7. The method for adjusting the oscillation frequency of an immunoassay kit according to claim 6, characterized in that, In step S4, the oscillation frequency of the driving mechanism (4) is adjusted according to the real-time change rate of turbidity of the reaction liquid: when the turbidity change rate is less than the preset lower limit, the oscillation frequency is increased or intermittent high-frequency pulse oscillation is used to break the diffusion boundary layer and accelerate the collision of reactants; when the turbidity change rate is greater than the preset upper limit, the oscillation frequency is reduced to avoid shearing damage to the formed antigen-antibody complex.
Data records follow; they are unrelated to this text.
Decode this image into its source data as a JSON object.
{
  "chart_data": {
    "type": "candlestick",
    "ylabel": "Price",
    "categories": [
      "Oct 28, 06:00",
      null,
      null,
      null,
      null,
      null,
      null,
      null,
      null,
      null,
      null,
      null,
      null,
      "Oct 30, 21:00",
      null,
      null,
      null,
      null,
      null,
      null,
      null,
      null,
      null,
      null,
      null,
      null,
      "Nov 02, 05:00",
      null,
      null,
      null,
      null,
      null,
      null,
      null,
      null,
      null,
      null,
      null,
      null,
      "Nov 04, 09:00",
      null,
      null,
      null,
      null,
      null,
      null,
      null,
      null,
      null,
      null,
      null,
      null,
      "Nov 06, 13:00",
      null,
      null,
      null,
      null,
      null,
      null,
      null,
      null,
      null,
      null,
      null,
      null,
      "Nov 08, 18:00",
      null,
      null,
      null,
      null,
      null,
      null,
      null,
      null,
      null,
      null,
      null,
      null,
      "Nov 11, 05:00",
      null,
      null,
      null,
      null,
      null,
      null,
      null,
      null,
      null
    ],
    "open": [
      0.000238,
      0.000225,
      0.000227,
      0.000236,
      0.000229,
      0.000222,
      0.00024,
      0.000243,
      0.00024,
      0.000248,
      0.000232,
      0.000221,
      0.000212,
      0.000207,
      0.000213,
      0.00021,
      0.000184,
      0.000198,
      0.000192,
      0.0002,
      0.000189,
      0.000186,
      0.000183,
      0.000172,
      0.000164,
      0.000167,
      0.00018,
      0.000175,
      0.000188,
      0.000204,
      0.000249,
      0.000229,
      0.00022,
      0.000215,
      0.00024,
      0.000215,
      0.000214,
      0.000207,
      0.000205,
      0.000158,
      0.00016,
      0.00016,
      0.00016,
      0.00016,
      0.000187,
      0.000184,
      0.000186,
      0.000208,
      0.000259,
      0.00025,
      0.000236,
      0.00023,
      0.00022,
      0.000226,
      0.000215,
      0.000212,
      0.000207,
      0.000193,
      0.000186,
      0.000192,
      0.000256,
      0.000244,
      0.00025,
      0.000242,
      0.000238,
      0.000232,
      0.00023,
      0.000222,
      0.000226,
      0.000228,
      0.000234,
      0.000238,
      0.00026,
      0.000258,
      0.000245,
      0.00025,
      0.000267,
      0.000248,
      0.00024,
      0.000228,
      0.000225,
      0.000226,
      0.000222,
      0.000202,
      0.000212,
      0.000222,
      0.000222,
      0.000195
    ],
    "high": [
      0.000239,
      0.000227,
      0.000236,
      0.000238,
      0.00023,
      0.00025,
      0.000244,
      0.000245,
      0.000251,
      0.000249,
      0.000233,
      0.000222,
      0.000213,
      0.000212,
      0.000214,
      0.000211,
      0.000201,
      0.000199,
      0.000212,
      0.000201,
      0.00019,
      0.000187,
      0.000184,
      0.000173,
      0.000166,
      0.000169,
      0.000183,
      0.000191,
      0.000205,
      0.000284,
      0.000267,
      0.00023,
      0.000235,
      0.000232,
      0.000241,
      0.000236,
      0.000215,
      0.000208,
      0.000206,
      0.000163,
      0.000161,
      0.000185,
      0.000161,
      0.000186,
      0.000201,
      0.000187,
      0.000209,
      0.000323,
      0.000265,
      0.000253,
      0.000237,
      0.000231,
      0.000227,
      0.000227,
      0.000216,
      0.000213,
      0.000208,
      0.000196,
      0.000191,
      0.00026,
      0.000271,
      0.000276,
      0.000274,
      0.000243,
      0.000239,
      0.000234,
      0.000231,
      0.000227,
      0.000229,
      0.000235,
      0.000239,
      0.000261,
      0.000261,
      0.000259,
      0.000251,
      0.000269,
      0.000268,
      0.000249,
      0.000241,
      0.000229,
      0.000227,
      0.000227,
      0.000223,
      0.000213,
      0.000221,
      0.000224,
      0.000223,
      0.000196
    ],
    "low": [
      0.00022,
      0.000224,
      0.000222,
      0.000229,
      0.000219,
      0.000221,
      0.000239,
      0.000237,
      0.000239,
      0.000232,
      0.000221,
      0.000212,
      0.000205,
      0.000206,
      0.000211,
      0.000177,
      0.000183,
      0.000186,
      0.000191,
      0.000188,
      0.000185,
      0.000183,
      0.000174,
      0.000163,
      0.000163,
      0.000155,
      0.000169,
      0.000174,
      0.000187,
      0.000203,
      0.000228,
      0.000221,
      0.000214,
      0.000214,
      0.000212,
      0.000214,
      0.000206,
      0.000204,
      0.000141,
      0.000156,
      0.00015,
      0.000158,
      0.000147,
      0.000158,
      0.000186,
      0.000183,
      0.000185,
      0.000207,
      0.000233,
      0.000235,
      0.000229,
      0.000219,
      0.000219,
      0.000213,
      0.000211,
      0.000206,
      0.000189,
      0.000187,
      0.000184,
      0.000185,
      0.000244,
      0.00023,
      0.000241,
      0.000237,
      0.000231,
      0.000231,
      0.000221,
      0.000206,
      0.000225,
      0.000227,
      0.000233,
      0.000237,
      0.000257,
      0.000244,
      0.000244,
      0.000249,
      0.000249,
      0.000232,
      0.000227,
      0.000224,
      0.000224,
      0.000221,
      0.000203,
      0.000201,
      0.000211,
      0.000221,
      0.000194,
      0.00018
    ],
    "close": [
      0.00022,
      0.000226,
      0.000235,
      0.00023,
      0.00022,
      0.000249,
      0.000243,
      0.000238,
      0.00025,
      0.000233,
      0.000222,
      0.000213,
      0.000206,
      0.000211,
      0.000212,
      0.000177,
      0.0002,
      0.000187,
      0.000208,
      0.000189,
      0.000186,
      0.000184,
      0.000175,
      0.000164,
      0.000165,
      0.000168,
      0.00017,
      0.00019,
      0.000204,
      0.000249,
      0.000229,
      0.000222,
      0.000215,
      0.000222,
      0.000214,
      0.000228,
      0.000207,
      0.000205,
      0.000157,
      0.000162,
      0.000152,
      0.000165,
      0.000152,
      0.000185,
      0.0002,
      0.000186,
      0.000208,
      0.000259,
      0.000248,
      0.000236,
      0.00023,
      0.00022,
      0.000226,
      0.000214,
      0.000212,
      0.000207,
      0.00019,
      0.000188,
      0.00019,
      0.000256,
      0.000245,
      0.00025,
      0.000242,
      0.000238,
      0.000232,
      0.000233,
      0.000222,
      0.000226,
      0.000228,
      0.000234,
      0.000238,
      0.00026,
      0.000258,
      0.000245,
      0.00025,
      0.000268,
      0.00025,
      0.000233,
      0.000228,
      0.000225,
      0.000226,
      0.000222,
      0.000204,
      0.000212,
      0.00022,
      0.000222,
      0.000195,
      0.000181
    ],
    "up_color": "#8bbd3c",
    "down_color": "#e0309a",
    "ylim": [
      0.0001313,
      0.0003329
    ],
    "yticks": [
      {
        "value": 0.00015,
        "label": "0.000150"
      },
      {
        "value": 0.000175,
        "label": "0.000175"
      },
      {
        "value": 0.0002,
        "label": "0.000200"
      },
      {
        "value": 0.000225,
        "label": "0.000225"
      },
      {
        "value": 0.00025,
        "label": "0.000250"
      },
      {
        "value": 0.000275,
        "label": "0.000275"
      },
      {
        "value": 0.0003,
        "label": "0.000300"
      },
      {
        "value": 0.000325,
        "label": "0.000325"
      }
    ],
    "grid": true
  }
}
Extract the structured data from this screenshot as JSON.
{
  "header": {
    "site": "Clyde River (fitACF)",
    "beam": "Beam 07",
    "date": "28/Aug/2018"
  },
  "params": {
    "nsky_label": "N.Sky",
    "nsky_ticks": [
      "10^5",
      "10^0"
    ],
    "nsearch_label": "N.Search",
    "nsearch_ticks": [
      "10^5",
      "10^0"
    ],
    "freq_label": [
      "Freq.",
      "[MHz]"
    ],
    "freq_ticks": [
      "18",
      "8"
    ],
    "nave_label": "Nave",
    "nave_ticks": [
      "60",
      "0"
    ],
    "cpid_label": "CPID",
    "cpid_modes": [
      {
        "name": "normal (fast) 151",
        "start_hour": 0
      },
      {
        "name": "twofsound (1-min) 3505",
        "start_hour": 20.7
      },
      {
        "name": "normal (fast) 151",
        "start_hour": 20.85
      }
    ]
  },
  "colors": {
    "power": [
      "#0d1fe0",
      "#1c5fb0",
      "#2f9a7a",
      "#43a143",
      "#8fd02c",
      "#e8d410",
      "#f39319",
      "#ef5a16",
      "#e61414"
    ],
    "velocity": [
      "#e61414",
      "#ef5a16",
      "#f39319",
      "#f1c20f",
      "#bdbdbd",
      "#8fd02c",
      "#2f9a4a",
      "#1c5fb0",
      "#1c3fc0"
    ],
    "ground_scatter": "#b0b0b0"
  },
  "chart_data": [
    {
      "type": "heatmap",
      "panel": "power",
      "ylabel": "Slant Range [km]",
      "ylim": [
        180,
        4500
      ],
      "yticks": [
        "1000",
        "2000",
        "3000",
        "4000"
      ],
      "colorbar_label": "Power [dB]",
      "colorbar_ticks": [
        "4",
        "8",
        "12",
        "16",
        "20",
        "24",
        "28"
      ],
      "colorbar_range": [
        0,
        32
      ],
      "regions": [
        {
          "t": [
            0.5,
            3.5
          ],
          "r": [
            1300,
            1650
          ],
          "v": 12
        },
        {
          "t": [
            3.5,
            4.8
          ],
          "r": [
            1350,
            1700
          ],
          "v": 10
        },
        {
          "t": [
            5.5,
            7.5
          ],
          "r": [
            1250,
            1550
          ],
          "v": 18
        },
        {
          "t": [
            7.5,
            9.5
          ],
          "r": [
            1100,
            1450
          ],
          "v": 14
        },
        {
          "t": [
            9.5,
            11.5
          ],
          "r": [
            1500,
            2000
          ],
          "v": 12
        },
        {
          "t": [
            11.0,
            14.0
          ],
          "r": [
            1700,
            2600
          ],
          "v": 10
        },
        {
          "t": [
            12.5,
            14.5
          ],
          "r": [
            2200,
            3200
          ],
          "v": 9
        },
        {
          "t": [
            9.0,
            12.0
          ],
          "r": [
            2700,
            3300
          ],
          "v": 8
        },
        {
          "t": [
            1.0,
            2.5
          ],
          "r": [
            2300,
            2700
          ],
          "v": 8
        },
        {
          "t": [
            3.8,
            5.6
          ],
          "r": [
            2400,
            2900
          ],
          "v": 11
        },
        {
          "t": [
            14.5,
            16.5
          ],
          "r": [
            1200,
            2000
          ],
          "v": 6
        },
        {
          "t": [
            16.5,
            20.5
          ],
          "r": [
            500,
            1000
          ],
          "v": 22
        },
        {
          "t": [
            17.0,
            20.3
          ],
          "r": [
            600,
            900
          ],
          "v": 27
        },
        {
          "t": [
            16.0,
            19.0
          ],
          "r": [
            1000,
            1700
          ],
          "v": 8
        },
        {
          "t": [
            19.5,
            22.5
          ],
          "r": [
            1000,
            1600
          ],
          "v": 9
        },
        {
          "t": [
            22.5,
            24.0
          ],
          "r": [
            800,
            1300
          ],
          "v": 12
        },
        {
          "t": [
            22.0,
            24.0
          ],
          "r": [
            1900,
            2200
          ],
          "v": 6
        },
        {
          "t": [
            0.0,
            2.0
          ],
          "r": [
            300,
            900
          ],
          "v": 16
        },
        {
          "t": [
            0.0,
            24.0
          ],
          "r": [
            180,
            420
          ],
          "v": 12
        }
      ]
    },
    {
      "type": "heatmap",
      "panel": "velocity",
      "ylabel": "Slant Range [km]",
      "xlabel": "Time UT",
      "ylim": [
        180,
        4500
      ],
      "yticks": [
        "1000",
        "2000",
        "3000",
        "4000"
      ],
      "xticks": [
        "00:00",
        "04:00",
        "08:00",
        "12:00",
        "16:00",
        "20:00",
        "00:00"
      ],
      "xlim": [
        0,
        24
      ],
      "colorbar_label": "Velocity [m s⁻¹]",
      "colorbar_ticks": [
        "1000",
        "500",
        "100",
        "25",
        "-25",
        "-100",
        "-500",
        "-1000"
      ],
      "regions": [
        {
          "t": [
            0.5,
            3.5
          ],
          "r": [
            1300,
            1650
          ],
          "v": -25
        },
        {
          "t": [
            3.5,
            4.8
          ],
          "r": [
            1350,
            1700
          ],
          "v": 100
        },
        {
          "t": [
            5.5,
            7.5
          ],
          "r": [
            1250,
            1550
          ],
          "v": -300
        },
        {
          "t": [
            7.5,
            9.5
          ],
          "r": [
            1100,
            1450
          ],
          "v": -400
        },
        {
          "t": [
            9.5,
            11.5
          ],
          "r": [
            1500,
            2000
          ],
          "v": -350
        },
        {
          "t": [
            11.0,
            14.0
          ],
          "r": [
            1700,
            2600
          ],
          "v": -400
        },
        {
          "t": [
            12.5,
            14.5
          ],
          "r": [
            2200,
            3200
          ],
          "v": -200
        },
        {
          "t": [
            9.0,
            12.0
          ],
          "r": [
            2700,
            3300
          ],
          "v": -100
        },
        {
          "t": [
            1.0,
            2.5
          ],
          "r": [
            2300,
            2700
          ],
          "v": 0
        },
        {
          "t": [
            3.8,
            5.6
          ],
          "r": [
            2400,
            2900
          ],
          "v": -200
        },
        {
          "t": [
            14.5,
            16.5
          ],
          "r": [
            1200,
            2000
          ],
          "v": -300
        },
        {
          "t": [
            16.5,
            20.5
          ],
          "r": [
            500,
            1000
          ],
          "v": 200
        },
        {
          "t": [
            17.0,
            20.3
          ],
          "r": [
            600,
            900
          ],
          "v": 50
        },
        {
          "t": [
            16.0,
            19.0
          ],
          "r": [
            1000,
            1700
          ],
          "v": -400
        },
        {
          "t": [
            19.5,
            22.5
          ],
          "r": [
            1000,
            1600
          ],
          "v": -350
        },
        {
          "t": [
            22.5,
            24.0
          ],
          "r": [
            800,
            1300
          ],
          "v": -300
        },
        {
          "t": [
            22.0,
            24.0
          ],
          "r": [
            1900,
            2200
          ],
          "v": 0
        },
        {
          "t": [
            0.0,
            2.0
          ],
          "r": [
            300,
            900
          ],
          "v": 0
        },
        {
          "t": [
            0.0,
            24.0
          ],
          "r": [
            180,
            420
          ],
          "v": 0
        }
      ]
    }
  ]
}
8. The method for adjusting the oscillation frequency of an immunoassay kit according to claim 6, characterized in that, In steps S3 to S5, the incubation temperature is controlled between 35℃ and 40℃, the oscillation frequency is controlled between 50 and 500 rpm, and the overall incubation time is 15 to 60 minutes.

9. The method for adjusting the oscillation frequency of an immunoassay kit according to claim 6, characterized in that, The preset first threshold is 20%-30% of the maximum change rate of turbidity in the reaction solution, the preset second threshold is 5%-10% of the maximum change rate of turbidity in the reaction solution, and the target final value is the average value of the stable fluctuations after the turbidity of the reaction solution reaches a plateau period.